What Does This Mean in Practice?
The IT Director from our example can present their CEO with a structured, professional project plan in less than one minute. Instead of waiting weeks for the external consultant, they have an immediate discussion basis for the steering committee.
This saves not only time and money in the planning phase. The early, structured project plan also prevents the typical mistakes that arise when projects are started without clear structure:
- Scope creep is reduced because clear phases and tasks are defined from the start
- Budget risks become transparent because cost allocation is visible from day 1
- Stakeholder conflicts are avoided because all relevant people are identified early
- Risks are not only recognized when they occur but proactively addressed
What Happens After AI Planning?
The AI-generated plan is the kickoff, not the end result. Here's how the IT Director uses the plan as an accelerator for their ERP project:
- Present to steering committee: Use the exported plan as a discussion basis in the next leadership meeting. The professional structure convinces stakeholders immediately.
- Brief the SAP consulting partner: Instead of starting from zero, the consultant can build directly on the existing plan and refine it. This saves at least 2-3 workshop days.
- Accelerate budget approval: With a detailed cost breakdown, budget approval by management becomes significantly easier.
- Address risks early: The identified risks can immediately feed into project planning, instead of surfacing only during implementation.
- Iterate and refine: In PathHub AI, the plan can be continuously adjusted. After each workshop or steering committee, the plan can be updated.
Use the AI plan as a negotiation basis with SAP consulting partners. When you come to discussions with a structured plan, you demonstrate professionalism and prevent consultants from selling you an oversized solution.

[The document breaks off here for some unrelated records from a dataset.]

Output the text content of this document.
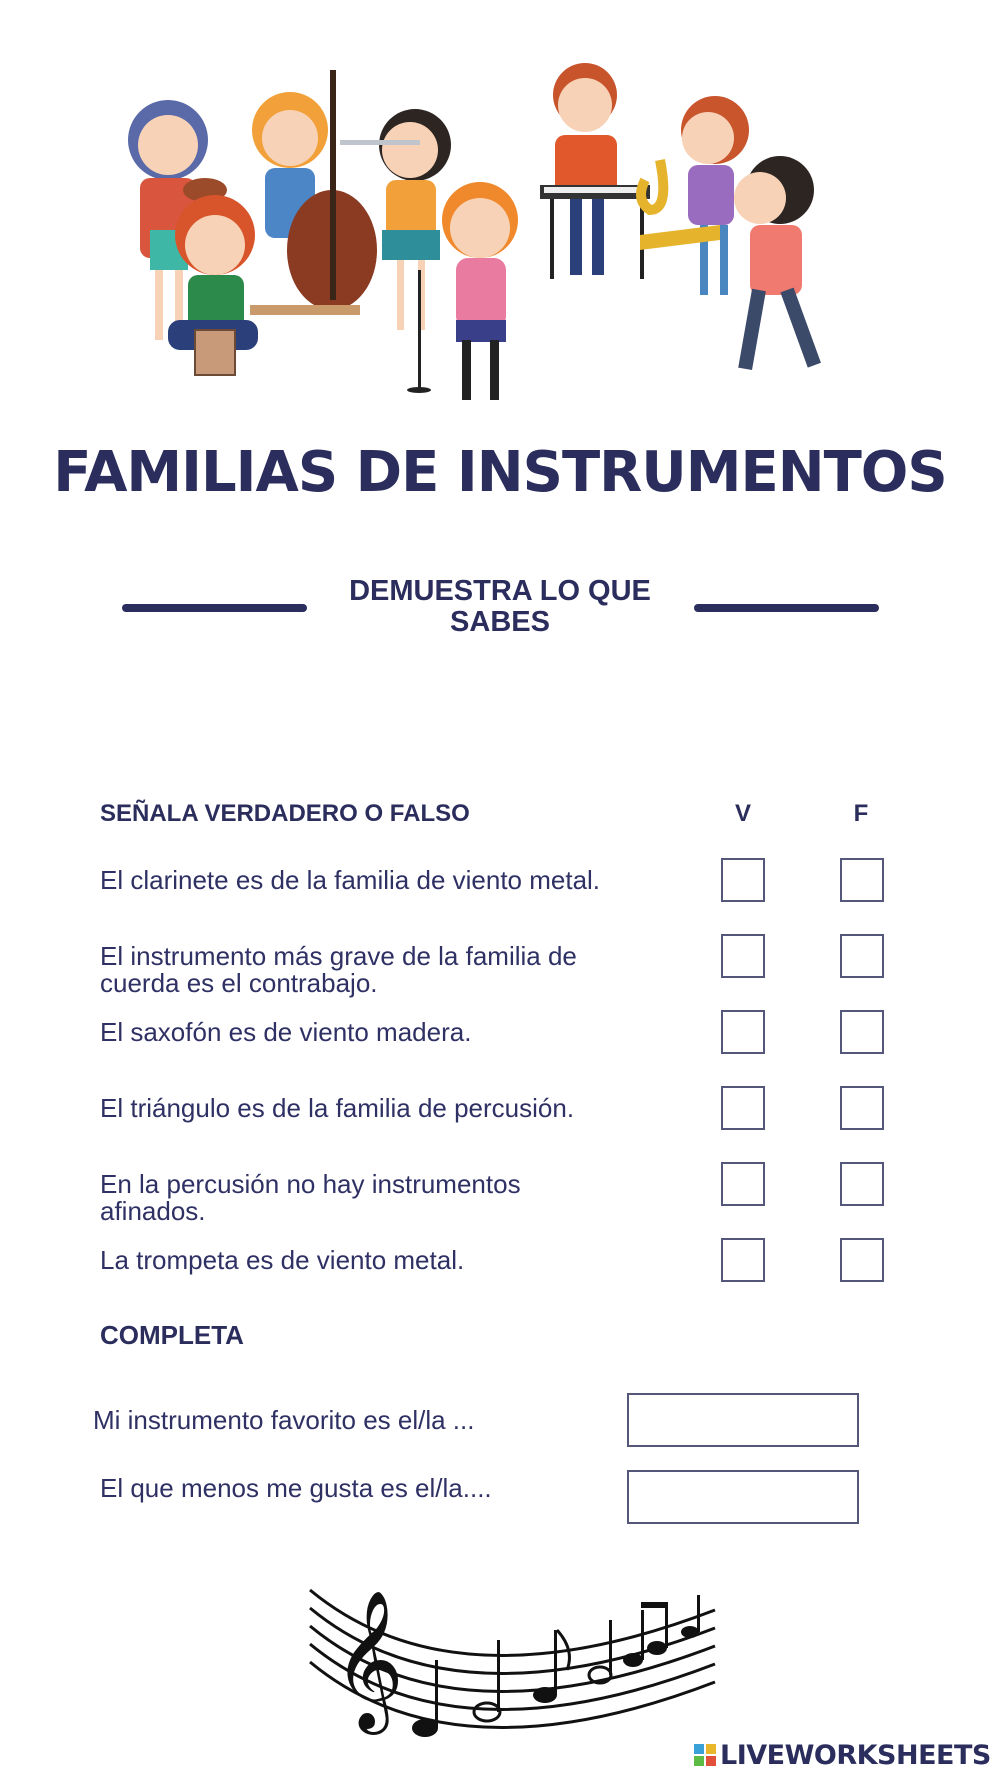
FAMILIAS DE INSTRUMENTOS
DEMUESTRA LO QUE
SABES
SEÑALA VERDADERO O FALSO	V	F
El clarinete es de la familia de viento metal.
El instrumento más grave de la familia de
cuerda es el contrabajo.
El saxofón es de viento madera.
El triángulo es de la familia de percusión.
En la percusión no hay instrumentos
afinados.
La trompeta es de viento metal.
COMPLETA
Mi instrumento favorito es el/la ...
El que menos me gusta es el/la....
𝄞
LIVEWORKSHEETS
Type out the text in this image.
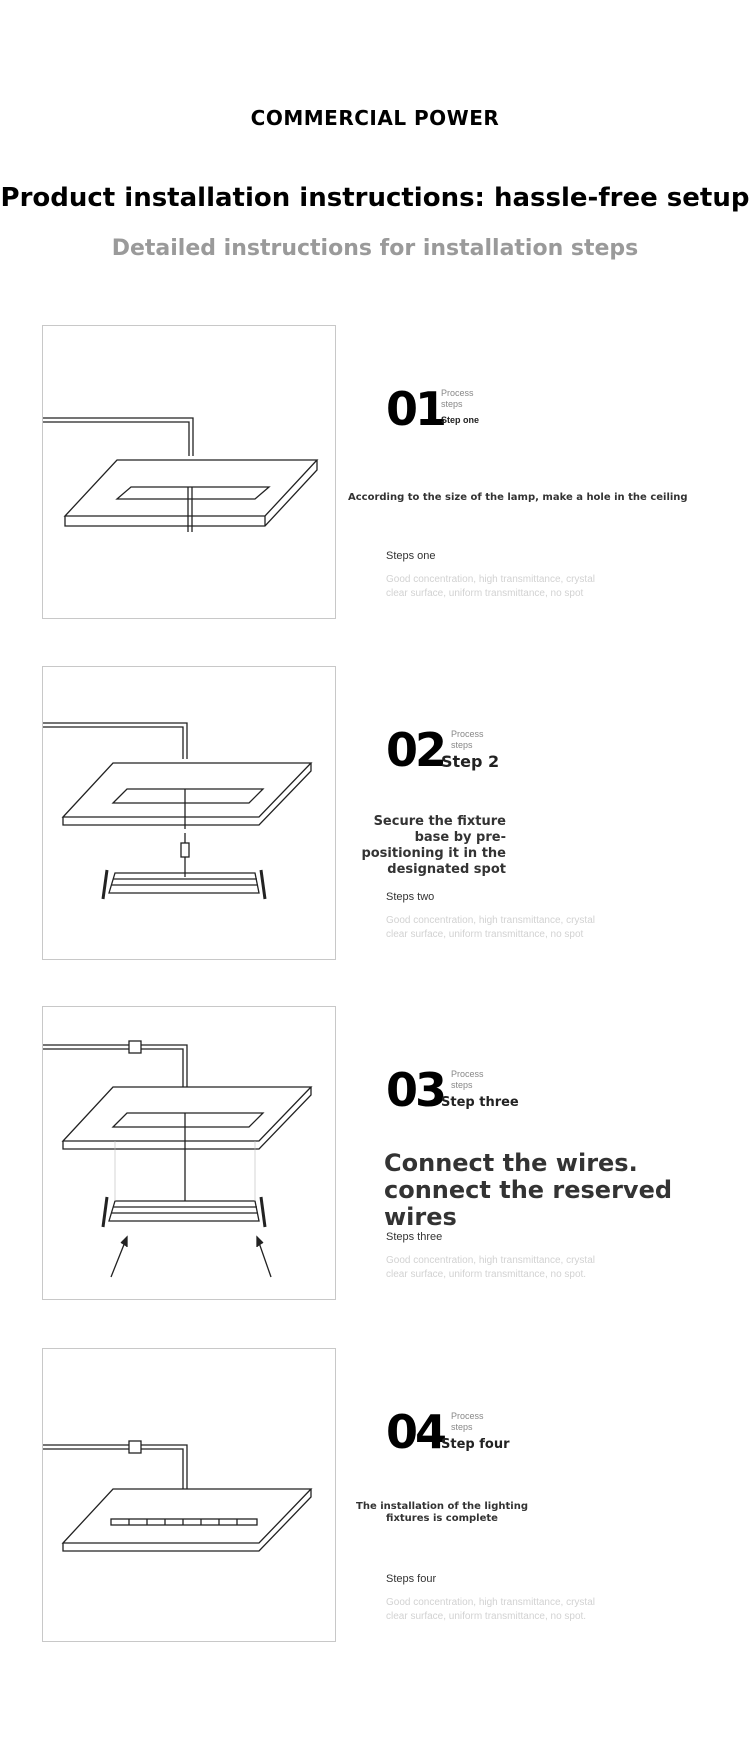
COMMERCIAL POWER
Product installation instructions: hassle-free setup
Detailed instructions for installation steps
01
Process steps
Step one
According to the size of the lamp, make a hole in the ceiling
Steps one
Good concentration, high transmittance, crystal clear surface, uniform transmittance, no spot
02 Process steps
Step 2
Secure the fixture base by pre-positioning it in the designated spot
Steps two
Good concentration, high transmittance, crystal clear surface, uniform transmittance, no spot
03 Process steps
Step three
Connect the wires. connect the reserved wires
Steps three
Good concentration, high transmittance, crystal clear surface, uniform transmittance, no spot.
04 Process steps
Step four
The installation of the lighting fixtures is complete
Steps four
Good concentration, high transmittance, crystal clear surface, uniform transmittance, no spot.
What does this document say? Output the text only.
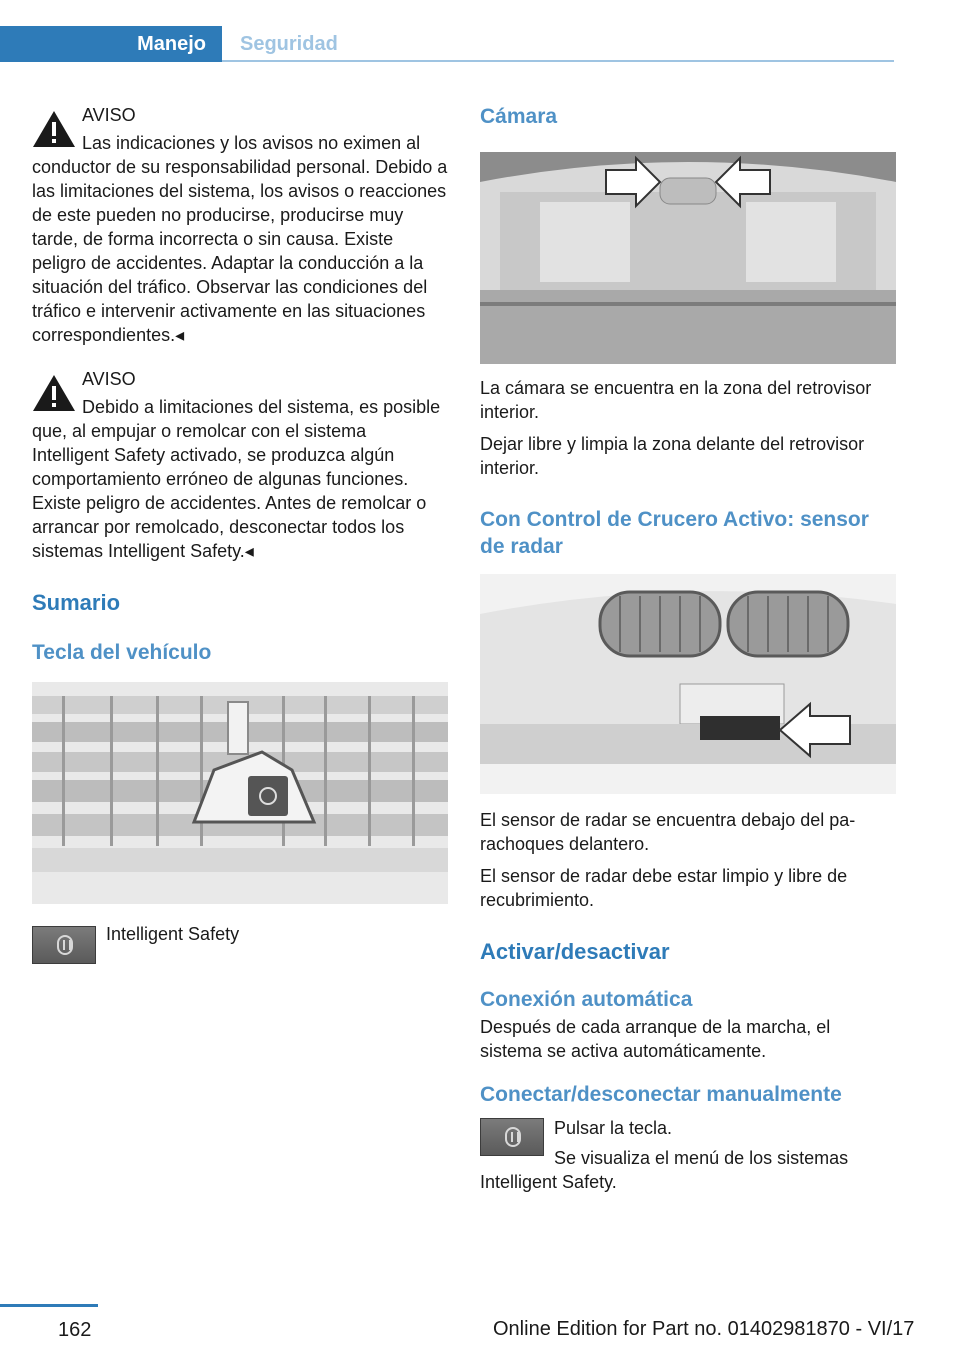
Manejo Seguridad

AVISO

Las indicaciones y los avisos no eximen al conductor de su responsabilidad personal. Debido a las limitaciones del sistema, los avisos o reacciones de este pueden no producirse, producirse muy tarde, de forma incorrecta o sin causa. Existe peligro de accidentes. Adaptar la conducción a la situación del tráfico. Observar las condiciones del tráfico e intervenir activamente en las situaciones correspondientes.◂

AVISO

Debido a limitaciones del sistema, es posible que, al empujar o remolcar con el sistema Intelligent Safety activado, se produzca algún comportamiento erróneo de algunas funciones. Existe peligro de accidentes. Antes de remolcar o arrancar por remolcado, desconectar todos los sistemas Intelligent Safety.◂

Sumario

Tecla del vehículo

Intelligent Safety

Cámara

La cámara se encuentra en la zona del retrovisor interior.

Dejar libre y limpia la zona delante del retrovisor interior.

Con Control de Crucero Activo: sensor de radar

El sensor de radar se encuentra debajo del parachoques delantero.

El sensor de radar debe estar limpio y libre de recubrimiento.

Activar/desactivar

Conexión automática

Después de cada arranque de la marcha, el sistema se activa automáticamente.

Conectar/desconectar manualmente

Pulsar la tecla.

Se visualiza el menú de los sistemas Intelligent Safety.

162	Online Edition for Part no. 01402981870 - VI/17
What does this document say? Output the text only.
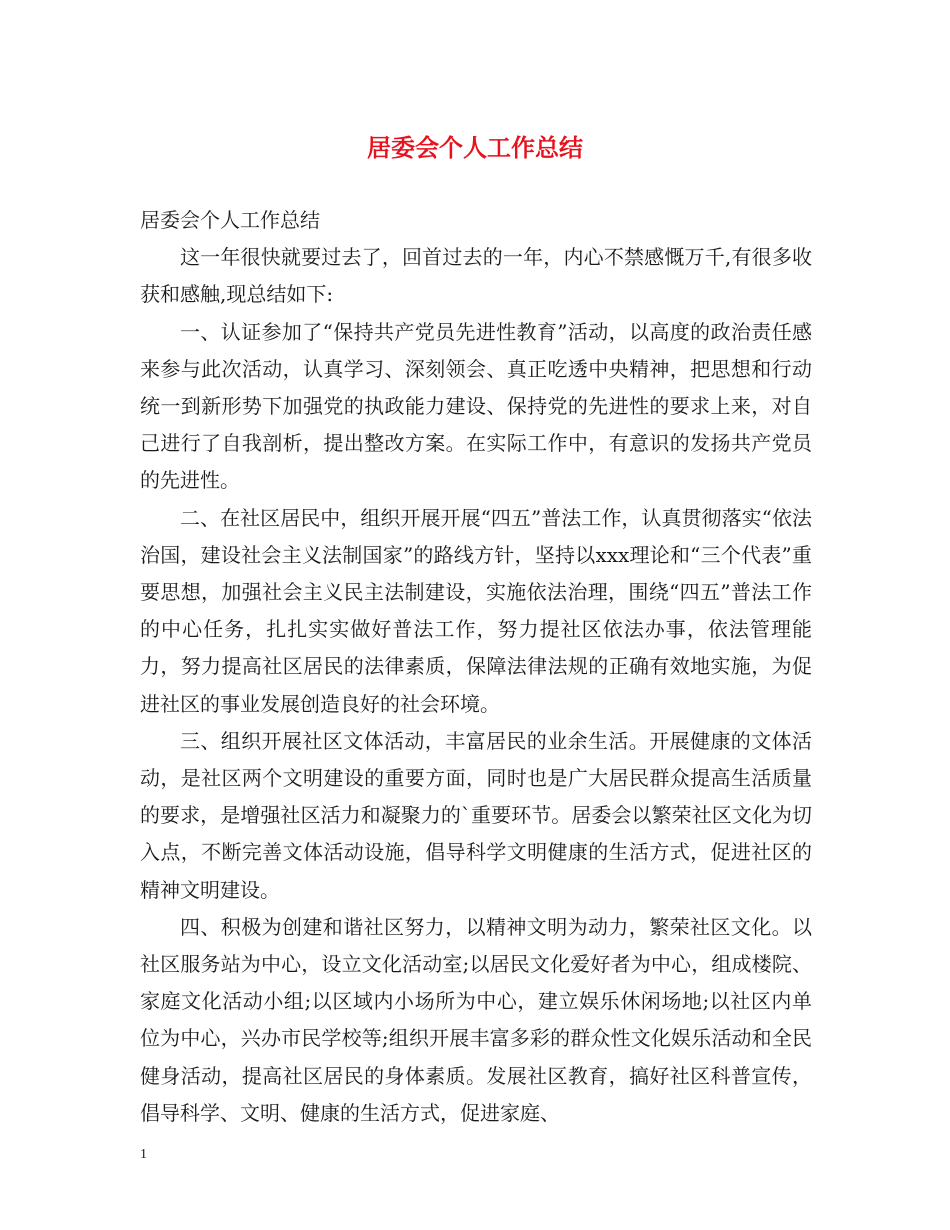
居委会个人工作总结

居委会个人工作总结

这一年很快就要过去了，回首过去的一年，内心不禁感慨万千,有很多收获和感触,现总结如下:

一、认证参加了“保持共产党员先进性教育”活动，以高度的政治责任感来参与此次活动，认真学习、深刻领会、真正吃透中央精神，把思想和行动统一到新形势下加强党的执政能力建设、保持党的先进性的要求上来，对自己进行了自我剖析，提出整改方案。在实际工作中，有意识的发扬共产党员的先进性。

二、在社区居民中，组织开展开展“四五”普法工作，认真贯彻落实“依法治国，建设社会主义法制国家”的路线方针，坚持以xxx理论和“三个代表”重要思想，加强社会主义民主法制建设，实施依法治理，围绕“四五”普法工作的中心任务，扎扎实实做好普法工作，努力提社区依法办事，依法管理能力，努力提高社区居民的法律素质，保障法律法规的正确有效地实施，为促进社区的事业发展创造良好的社会环境。

三、组织开展社区文体活动，丰富居民的业余生活。开展健康的文体活动，是社区两个文明建设的重要方面，同时也是广大居民群众提高生活质量的要求，是增强社区活力和凝聚力的`重要环节。居委会以繁荣社区文化为切入点，不断完善文体活动设施，倡导科学文明健康的生活方式，促进社区的精神文明建设。

四、积极为创建和谐社区努力，以精神文明为动力，繁荣社区文化。以社区服务站为中心，设立文化活动室;以居民文化爱好者为中心，组成楼院、家庭文化活动小组;以区域内小场所为中心，建立娱乐休闲场地;以社区内单位为中心，兴办市民学校等;组织开展丰富多彩的群众性文化娱乐活动和全民健身活动，提高社区居民的身体素质。发展社区教育，搞好社区科普宣传，倡导科学、文明、健康的生活方式，促进家庭、

1
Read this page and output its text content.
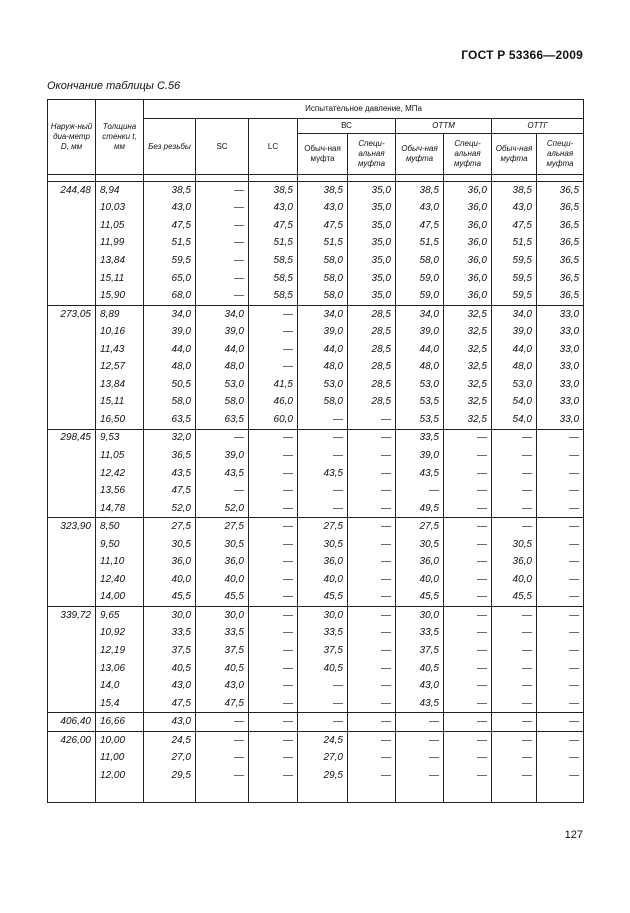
ГОСТ Р 53366—2009
Окончание таблицы С.56
Наруж-ный диа-метр D, мм	Толщина стенки t, мм	Испытательное давление, МПа								
		Без резьбы	SC	LC	ВС		ОТТМ		ОТТГ	
					Обыч-ная муфта	Специ-альная муфта	Обыч-ная муфта	Специ-альная муфта	Обыч-ная муфта	Специ-альная муфта

244,48	8,94	38,5	—	38,5	38,5	35,0	38,5	36,0	38,5	36,5
	10,03	43,0	—	43,0	43,0	35,0	43,0	36,0	43,0	36,5
	11,05	47,5	—	47,5	47,5	35,0	47,5	36,0	47,5	36,5
	11,99	51,5	—	51,5	51,5	35,0	51,5	36,0	51,5	36,5
	13,84	59,5	—	58,5	58,0	35,0	58,0	36,0	59,5	36,5
	15,11	65,0	—	58,5	58,0	35,0	59,0	36,0	59,5	36,5
	15,90	68,0	—	58,5	58,0	35,0	59,0	36,0	59,5	36,5
273,05	8,89	34,0	34,0	—	34,0	28,5	34,0	32,5	34,0	33,0
	10,16	39,0	39,0	—	39,0	28,5	39,0	32,5	39,0	33,0
	11,43	44,0	44,0	—	44,0	28,5	44,0	32,5	44,0	33,0
	12,57	48,0	48,0	—	48,0	28,5	48,0	32,5	48,0	33,0
	13,84	50,5	53,0	41,5	53,0	28,5	53,0	32,5	53,0	33,0
	15,11	58,0	58,0	46,0	58,0	28,5	53,5	32,5	54,0	33,0
	16,50	63,5	63,5	60,0	—	—	53,5	32,5	54,0	33,0
298,45	9,53	32,0	—	—	—	—	33,5	—	—	—
	11,05	36,5	39,0	—	—	—	39,0	—	—	—
	12,42	43,5	43,5	—	43,5	—	43,5	—	—	—
	13,56	47,5	—	—	—	—	—	—	—	—
	14,78	52,0	52,0	—	—	—	49,5	—	—	—
323,90	8,50	27,5	27,5	—	27,5	—	27,5	—	—	—
	9,50	30,5	30,5	—	30,5	—	30,5	—	30,5	—
	11,10	36,0	36,0	—	36,0	—	36,0	—	36,0	—
	12,40	40,0	40,0	—	40,0	—	40,0	—	40,0	—
	14,00	45,5	45,5	—	45,5	—	45,5	—	45,5	—
339,72	9,65	30,0	30,0	—	30,0	—	30,0	—	—	—
	10,92	33,5	33,5	—	33,5	—	33,5	—	—	—
	12,19	37,5	37,5	—	37,5	—	37,5	—	—	—
	13,06	40,5	40,5	—	40,5	—	40,5	—	—	—
	14,0	43,0	43,0	—	—	—	43,0	—	—	—
	15,4	47,5	47,5	—	—	—	43,5	—	—	—
406,40	16,66	43,0	—	—	—	—	—	—	—	—
426,00	10,00	24,5	—	—	24,5	—	—	—	—	—
	11,00	27,0	—	—	27,0	—	—	—	—	—
	12,00	29,5	—	—	29,5	—	—	—	—	—

127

Conclusion: ERP Planning Doesn't Have to Take Weeks
This case study demonstrates: The initial planning of a complex SAP S/4HANA migration doesn't have to be a weeks-long endeavor. With PathHub AI, a project manager receives in 30 seconds what traditionally takes 3-4 weeks and five-figure consulting fees:
- 6 structured project phases following SAP Activate methodology with realistic time estimates
- Detailed budget allocation across 8 cost items with industry-standard shares
- 5 identified risks with assessments and concrete countermeasures
- Complete stakeholder map with context-based roles and responsibilities
This doesn't replace experienced SAP consulting but is a massive accelerator. The AI-generated plan shortens the path from idea to structured project planning from weeks to seconds. And it's free.
The best time to plan an ERP project was a year ago. The second best time is now. And with AI, it only takes 30 seconds.